Nie, skoro jie masz działalności nie wystawiasz faktur
tak – możesz wystawić fv (bez vat) lub rachunek, lub w inny sposób dokumentować przychody. możesz też rozliczać koszty – ale pamiętaj – limit dotyczy przychodu a nie dochodu
no ale jak wystawić fakturę jak się nie ma firmy? przecież faktury mogą wystawiać tylko zarejestrowane podmioty gospodarcze. Zwykły człowiek może wystawić tylko rachunek lub paragon albo mnie na studiach głupot nauczyli… ?
A wszyscy tak psioczą na ten rząd…..czyli nie jest taki zły!
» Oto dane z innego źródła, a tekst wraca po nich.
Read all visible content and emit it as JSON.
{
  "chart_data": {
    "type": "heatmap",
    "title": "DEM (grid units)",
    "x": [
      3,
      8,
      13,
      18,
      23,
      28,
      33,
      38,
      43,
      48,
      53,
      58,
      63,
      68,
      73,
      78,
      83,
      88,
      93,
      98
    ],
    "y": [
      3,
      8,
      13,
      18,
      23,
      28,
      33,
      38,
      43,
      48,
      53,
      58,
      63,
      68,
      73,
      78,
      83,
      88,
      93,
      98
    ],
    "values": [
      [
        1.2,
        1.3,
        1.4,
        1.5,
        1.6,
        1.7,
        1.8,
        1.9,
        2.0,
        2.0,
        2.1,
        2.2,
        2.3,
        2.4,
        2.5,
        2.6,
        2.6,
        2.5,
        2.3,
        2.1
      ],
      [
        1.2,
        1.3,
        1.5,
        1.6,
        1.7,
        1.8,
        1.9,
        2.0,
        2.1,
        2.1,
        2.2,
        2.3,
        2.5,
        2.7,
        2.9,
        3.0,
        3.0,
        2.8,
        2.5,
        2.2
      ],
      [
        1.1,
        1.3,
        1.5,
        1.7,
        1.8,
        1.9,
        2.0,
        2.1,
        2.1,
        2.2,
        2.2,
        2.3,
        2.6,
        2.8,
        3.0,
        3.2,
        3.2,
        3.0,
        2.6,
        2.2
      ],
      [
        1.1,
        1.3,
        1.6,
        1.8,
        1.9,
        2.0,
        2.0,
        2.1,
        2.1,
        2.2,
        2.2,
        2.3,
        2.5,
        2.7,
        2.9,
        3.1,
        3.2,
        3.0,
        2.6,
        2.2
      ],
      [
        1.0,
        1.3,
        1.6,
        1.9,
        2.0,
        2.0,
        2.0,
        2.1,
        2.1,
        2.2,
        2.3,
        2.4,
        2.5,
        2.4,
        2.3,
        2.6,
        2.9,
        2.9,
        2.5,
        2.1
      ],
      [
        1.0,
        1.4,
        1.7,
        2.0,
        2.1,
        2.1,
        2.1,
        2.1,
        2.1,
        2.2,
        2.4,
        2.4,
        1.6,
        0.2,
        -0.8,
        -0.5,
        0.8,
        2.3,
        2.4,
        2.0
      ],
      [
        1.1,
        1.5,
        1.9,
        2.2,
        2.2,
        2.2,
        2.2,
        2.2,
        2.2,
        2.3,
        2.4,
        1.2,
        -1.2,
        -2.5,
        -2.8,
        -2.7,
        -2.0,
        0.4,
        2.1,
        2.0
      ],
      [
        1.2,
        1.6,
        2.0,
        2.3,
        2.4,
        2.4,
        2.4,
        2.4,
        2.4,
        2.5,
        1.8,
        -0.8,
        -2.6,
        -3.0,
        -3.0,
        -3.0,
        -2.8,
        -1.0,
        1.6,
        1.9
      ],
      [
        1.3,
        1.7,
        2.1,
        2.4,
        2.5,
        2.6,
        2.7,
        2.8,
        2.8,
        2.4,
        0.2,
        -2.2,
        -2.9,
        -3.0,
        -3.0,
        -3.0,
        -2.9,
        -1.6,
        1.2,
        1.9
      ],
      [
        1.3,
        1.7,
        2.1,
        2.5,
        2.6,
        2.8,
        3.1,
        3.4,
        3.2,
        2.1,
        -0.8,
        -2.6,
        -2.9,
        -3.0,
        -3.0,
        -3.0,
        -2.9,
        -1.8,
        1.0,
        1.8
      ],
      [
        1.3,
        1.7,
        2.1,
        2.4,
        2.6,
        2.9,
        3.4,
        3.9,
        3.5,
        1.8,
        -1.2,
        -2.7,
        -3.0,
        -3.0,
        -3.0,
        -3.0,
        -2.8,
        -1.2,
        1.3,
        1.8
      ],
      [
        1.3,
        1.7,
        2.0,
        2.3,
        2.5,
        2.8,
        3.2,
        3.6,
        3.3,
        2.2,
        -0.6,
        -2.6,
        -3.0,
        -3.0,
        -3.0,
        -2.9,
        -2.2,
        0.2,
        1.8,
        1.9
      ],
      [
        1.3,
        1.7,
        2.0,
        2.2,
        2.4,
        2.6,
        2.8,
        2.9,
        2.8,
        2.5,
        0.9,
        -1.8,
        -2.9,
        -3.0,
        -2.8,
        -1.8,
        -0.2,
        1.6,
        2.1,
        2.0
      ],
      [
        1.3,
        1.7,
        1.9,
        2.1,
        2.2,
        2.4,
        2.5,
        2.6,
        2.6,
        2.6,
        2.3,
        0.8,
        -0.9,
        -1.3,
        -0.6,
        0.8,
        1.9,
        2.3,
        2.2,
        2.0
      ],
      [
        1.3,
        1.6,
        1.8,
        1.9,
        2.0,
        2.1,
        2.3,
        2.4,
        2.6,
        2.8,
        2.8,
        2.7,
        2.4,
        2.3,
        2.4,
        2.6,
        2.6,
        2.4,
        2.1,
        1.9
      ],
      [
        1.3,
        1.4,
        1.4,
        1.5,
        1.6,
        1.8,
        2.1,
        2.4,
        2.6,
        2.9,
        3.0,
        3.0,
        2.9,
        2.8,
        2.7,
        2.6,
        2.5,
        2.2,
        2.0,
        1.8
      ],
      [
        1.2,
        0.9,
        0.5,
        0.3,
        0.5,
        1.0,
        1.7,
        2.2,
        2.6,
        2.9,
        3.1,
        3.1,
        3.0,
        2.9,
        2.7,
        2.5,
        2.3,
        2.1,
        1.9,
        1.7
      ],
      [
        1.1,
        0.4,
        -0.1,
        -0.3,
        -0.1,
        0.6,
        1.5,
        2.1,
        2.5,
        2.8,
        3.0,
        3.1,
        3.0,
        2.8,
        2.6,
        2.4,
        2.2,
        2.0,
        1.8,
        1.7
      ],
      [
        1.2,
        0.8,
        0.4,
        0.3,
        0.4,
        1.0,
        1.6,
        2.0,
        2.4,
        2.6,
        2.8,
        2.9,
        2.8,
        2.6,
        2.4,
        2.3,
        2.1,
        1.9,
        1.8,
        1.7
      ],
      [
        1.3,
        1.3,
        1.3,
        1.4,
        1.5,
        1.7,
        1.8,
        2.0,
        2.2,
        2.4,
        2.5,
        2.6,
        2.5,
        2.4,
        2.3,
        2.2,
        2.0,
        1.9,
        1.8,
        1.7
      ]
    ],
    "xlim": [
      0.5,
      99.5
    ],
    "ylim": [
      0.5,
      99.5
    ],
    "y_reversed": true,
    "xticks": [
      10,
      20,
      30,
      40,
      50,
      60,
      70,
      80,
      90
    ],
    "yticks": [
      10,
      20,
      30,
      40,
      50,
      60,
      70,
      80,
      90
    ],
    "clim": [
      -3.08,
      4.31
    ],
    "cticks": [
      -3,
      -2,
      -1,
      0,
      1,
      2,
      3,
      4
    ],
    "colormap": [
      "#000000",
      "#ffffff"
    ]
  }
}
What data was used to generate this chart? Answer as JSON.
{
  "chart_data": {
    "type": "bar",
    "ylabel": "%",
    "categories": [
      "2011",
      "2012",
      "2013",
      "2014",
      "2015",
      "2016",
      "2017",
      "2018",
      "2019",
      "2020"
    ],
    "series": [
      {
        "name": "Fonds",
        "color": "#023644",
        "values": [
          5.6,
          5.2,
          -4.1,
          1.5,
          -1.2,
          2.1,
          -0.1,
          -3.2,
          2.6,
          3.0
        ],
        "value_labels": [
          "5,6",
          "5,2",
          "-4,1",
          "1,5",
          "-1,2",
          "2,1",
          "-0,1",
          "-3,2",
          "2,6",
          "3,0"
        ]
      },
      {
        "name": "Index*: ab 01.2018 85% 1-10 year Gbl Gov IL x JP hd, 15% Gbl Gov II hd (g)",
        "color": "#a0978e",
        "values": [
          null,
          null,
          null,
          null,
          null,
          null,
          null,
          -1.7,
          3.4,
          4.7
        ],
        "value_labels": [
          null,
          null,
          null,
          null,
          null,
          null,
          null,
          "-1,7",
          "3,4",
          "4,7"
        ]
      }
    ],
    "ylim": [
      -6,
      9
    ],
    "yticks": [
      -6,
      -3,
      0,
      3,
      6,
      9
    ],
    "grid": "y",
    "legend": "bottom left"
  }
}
Dobra zmiana!!!
Czcionka super!
taka mała marcheweczka 🙂
Witaj, to bardzo dobra wiadomość. Jeśli wejdzie 😀 w życie oczywiście.
Dobrze rozumiem, że trzeba także prowadzic ewidencję zakupów aby opodatkować dochód (czyli przychód – koszty)? Czy też jednak opodatkować musimy kwotę po jakiej sprzedajemy (co byłoby mało logiczne…)?
Pozdrawiam
Jeśli to nie jest działalność gospodarcza to w jakim celu ewidencjonować zakup? Koszty materiałów wliczyć w cenę przedmiotu i to chyba wystarczy. Tak mi się wydaje.
😉 bo jak odejmiesz koszty to zapłacisz tylko od zysku
jeśli materiał kosztuje 100 zł a towar gotowy 1000 to czemu masz płącić podatek od tysiaca a nie od 900?